Please submit this model to the Open LLM Leaderboard
The leaderboard is located here.
https://huggingface.co/spaces/open-llm-leaderboard/open_llm_leaderboard#/
I performed a merge of two o1 models, including yours, and hit an unusually high MATH benchmark of 33.99%.
I posit that your model may be highly capable in mathematical reasoning despite the focus being on medical reasoning.
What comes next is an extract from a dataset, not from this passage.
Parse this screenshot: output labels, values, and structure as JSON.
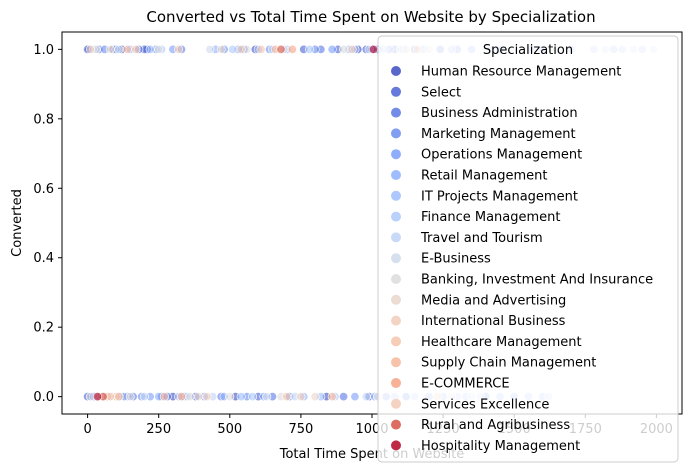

There's an issue with submitting it to the leaderboard, see here: https://huggingface.co/spaces/open-llm-leaderboard/open_llm_leaderboard/discussions/1055
Personal merge tests with this model showed very high BBH and MMLU-PRO benchmarks, so I'd expect Skywork has hidden math performance.
@grimjim The issue should be fixed on their end! Now we just need to upvote the model: https://huggingface.co/spaces/open-llm-leaderboard/open_llm_leaderboard#/vote
If some votes could also be thrown at my models too I'd appreciate it! π΄
Although the result was diluted, the o1 merge above was able to uplift most benchmarks for another L3.1 8B when merged in. Every bench went up outside of IFEval.
https://huggingface.co/grimjim/SauerHuatuoSkywork-o1-Llama-3.1-8B
I have to wonder how much strength is hidden due to lack of compliance with benchmark formatting requirements, with unremarkable IFEval as a potential sign of untapped benchmark potential with HuaTouGPT-o1 8B.